We developed this blog to provide golf course maintenance information to our members. From projects, small and large, to updates on course conditions, we want to provide as much information as possible. Although we hope this blog answers all of the pertinent questions regarding our operation, we always welcome more personalized dialogue. If you have questions beyond the information found on this blog, feel free to contact our golf course superintendent, Trevor Hedgepeth.



Friday, January 17, 2014

Reconditioning of Play Supplies

As the cold weather continues, the maintenance staff at Kinloch has begun the process of reconditioning some of the play supplies used on the course during the season.  It is important to maintain these play supplies, as they are continuously exposed to the elements, as well as heavy use on a daily basis from the golfers. During the month of January, we will be restoring all of the wooden benches and trashcans, as well as repairing all of the bunker rakes. These item have seen quite a bit of use this year, and we hope to continue to use them for many years to come.
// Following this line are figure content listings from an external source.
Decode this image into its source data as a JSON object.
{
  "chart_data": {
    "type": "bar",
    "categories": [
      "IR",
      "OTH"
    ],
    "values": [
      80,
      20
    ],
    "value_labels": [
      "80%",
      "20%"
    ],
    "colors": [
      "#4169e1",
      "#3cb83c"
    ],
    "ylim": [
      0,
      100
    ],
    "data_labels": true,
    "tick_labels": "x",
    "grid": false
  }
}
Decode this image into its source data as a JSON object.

The first task we are undertaking is the stripping and staining of all wooden benches and trashcans.  During past years, the wood was cleaned and a new coat of stain was applied.  This provided a clean look throughout the year as well as added an additional layer of weather protection.  This process, however, has caused a buildup on the wood's surface over the years.  To counteract this, we begin by pressure washing the surface, followed by a thorough sanding.  After the majority of the old stain is removed, a fresh coat of UV protection stain is applied.  Once dry, the benches and trashcans will be placed back on the golf course, providing another year of use.
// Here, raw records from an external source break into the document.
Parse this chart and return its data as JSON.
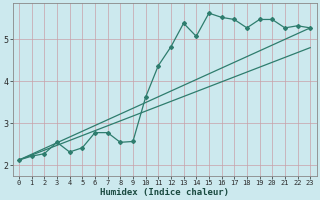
{
  "xlabel": "Humidex (Indice chaleur)",
  "background_color": "#cce9ee",
  "grid_color": "#b8d8dd",
  "line_color": "#2e7d6e",
  "xlim": [
    -0.5,
    23.5
  ],
  "ylim": [
    1.75,
    5.85
  ],
  "xticks": [
    0,
    1,
    2,
    3,
    4,
    5,
    6,
    7,
    8,
    9,
    10,
    11,
    12,
    13,
    14,
    15,
    16,
    17,
    18,
    19,
    20,
    21,
    22,
    23
  ],
  "yticks": [
    2,
    3,
    4,
    5
  ],
  "data_x": [
    0,
    1,
    2,
    3,
    4,
    5,
    6,
    7,
    8,
    9,
    10,
    11,
    12,
    13,
    14,
    15,
    16,
    17,
    18,
    19,
    20,
    21,
    22,
    23
  ],
  "data_y": [
    2.13,
    2.22,
    2.28,
    2.55,
    2.32,
    2.42,
    2.78,
    2.78,
    2.55,
    2.57,
    3.62,
    4.37,
    4.82,
    5.38,
    5.07,
    5.62,
    5.52,
    5.47,
    5.27,
    5.47,
    5.47,
    5.27,
    5.32,
    5.27
  ],
  "line1_x": [
    0,
    23
  ],
  "line1_y": [
    2.13,
    4.8
  ],
  "line2_x": [
    0,
    23
  ],
  "line2_y": [
    2.13,
    5.27
  ]
}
The final look of the benches is is a much lighter red color, which will look great on all the tee boxes.

The second assignment of the Kinloch maintenance staff for January is the repair of all bunker rakes.  Three years ago, all fiberglass bunker rake handles were wrapped in a fade resistant plastic.  While this plastic has protected the existing handles from damage resulting from sun exposure, the heat has caused the wrapping to shrink and expose the fiberglass handle.  The rakes are brought back into the maintenance shop and disassembled.  The exposed edge is then removed using a hacksaw.  Once completed, the rake is cleaned, reassembled, and a fresh application of glue is applied to ensure the handle remains in place for the coming season. Shown below is a before and after picture of the rake head.  Notice how in the before picture you can see the lighter green of the fiberglass handle, while in the after picture, the green plastic coating is sitting flush with the rake head.